Si tratta dell’arco temporale che comprende anche il diritto al riposo giornaliero di almeno undici ore consecutive previsto dal decreto legislativo n. 66 del 2003, includendo il periodo notturno compreso tra le ore 22 e le ore 6 del mattino successivo.
In queste circostanze la reperibilità può essere attivata a una condizione fondamentale: il dipendente deve essere concretamente in grado di effettuare l’eventuale prestazione richiesta.
La peculiarità del lavoro agile consiste infatti nell’assenza di un vincolo territoriale prestabilito. Il lavoratore può trovarsi in luoghi differenti rispetto alla sede dell’ente, purché compatibili con l’esecuzione delle attività lavorative.
Proprio per questo motivo l’amministrazione deve poter contare sulla reale possibilità di attivare il dipendente in caso di necessità.
Cosa accade in caso di chiamata
Un aspetto particolarmente importante riguarda le conseguenze di un’eventuale attivazione durante il periodo di reperibilità.
L’ARAN ricorda infatti che, quando viene contattato dall’amministrazione, il lavoratore reperibile è tenuto a raggiungere il luogo di lavoro entro i tempi stabiliti dall’organizzazione.
La prestazione richiesta non viene quindi svolta da remoto, ma in presenza.
Questo elemento conferma ulteriormente la differenza tra reperibilità e lavoro agile. Se da un lato lo smart working consente una gestione flessibile dei tempi e dei luoghi di lavoro, dall’altro la reperibilità presuppone la possibilità di un intervento immediato presso la sede indicata dall’ente.
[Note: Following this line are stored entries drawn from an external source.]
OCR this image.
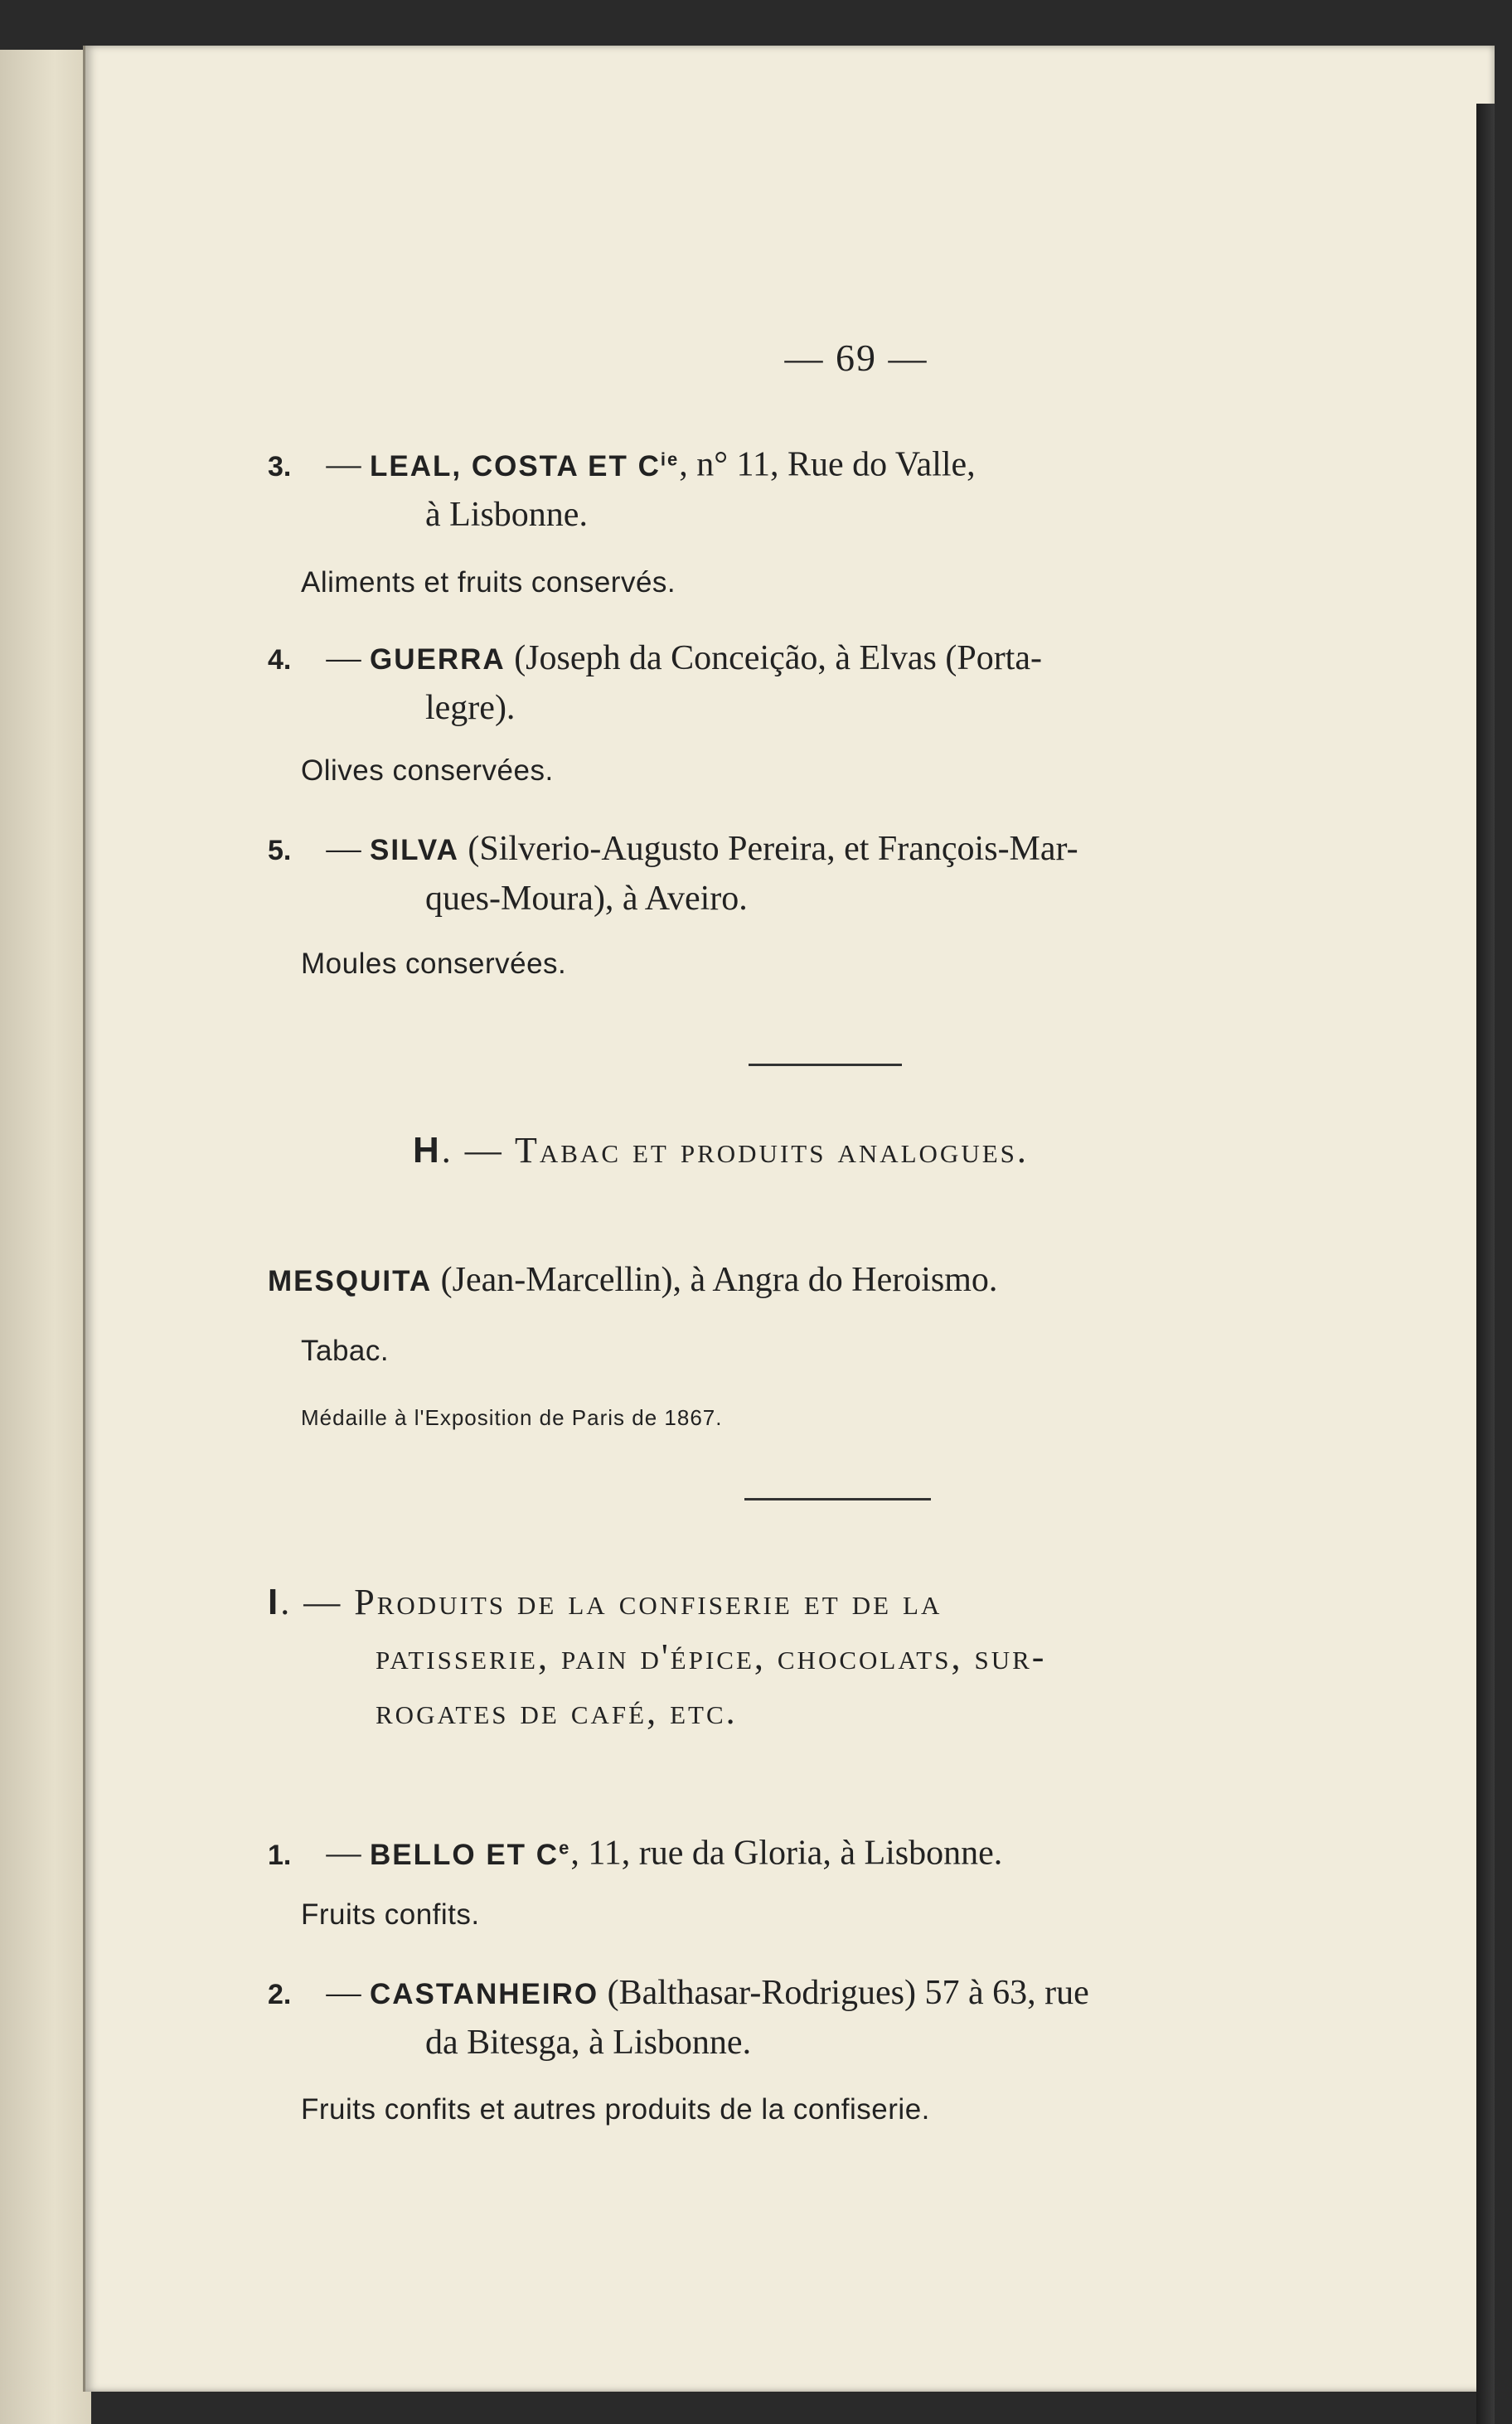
— 69 —
3. — LEAL, COSTA ET $C^{ie}$, n° 11, Rue do Valle,
à Lisbonne.
Aliments et fruits conservés.
4. — GUERRA (Joseph da Conceição, à Elvas (Porta-
legre).
Olives conservées.
5. — SILVA (Silverio-Augusto Pereira, et François-Mar-
ques-Moura), à Aveiro.
Moules conservées.
H. — Tabac et produits analogues.
MESQUITA (Jean-Marcellin), à Angra do Heroismo.
Tabac.
Médaille à l'Exposition de Paris de 1867.
I. — Produits de la confiserie et de la
patisserie, pain d'épice, chocolats, sur-
rogates de café, etc.
1. — BELLO ET Ce, 11, rue da Gloria, à Lisbonne.
Fruits confits.
2. — CASTANHEIRO (Balthasar-Rodrigues) 57 à 63, rue
da Bitesga, à Lisbonne.
Fruits confits et autres produits de la confiserie.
Di conseguenza, chi aderisce a un accordo di lavoro agile deve valutare attentamente la propria posizione qualora venga coinvolto in servizi di reperibilità, verificando di poter garantire concretamente il rispetto degli obblighi previsti.
Le conclusioni dell’ARAN
Il parere n. 34591 fornisce dunque un orientamento piuttosto chiaro. La reperibilità non può essere considerata compatibile con il normale svolgimento dell’attività in lavoro agile, poiché i due istituti rispondono a logiche organizzative differenti.
Lo smart working si fonda sull’autonomia e sulla flessibilità nella gestione della prestazione, mentre la reperibilità richiede disponibilità immediata e vincoli operativi che limitano tale autonomia.
L’unico spazio di applicazione individuato riguarda la fascia di inoperabilità del lavoratore, purché sia comunque garantita la possibilità di raggiungere il luogo di lavoro in caso di chiamata. Una precisazione che contribuisce a definire meglio i confini tra flessibilità organizzativa e esigenze di servizio, tema sempre più centrale nell’evoluzione del lavoro pubblico.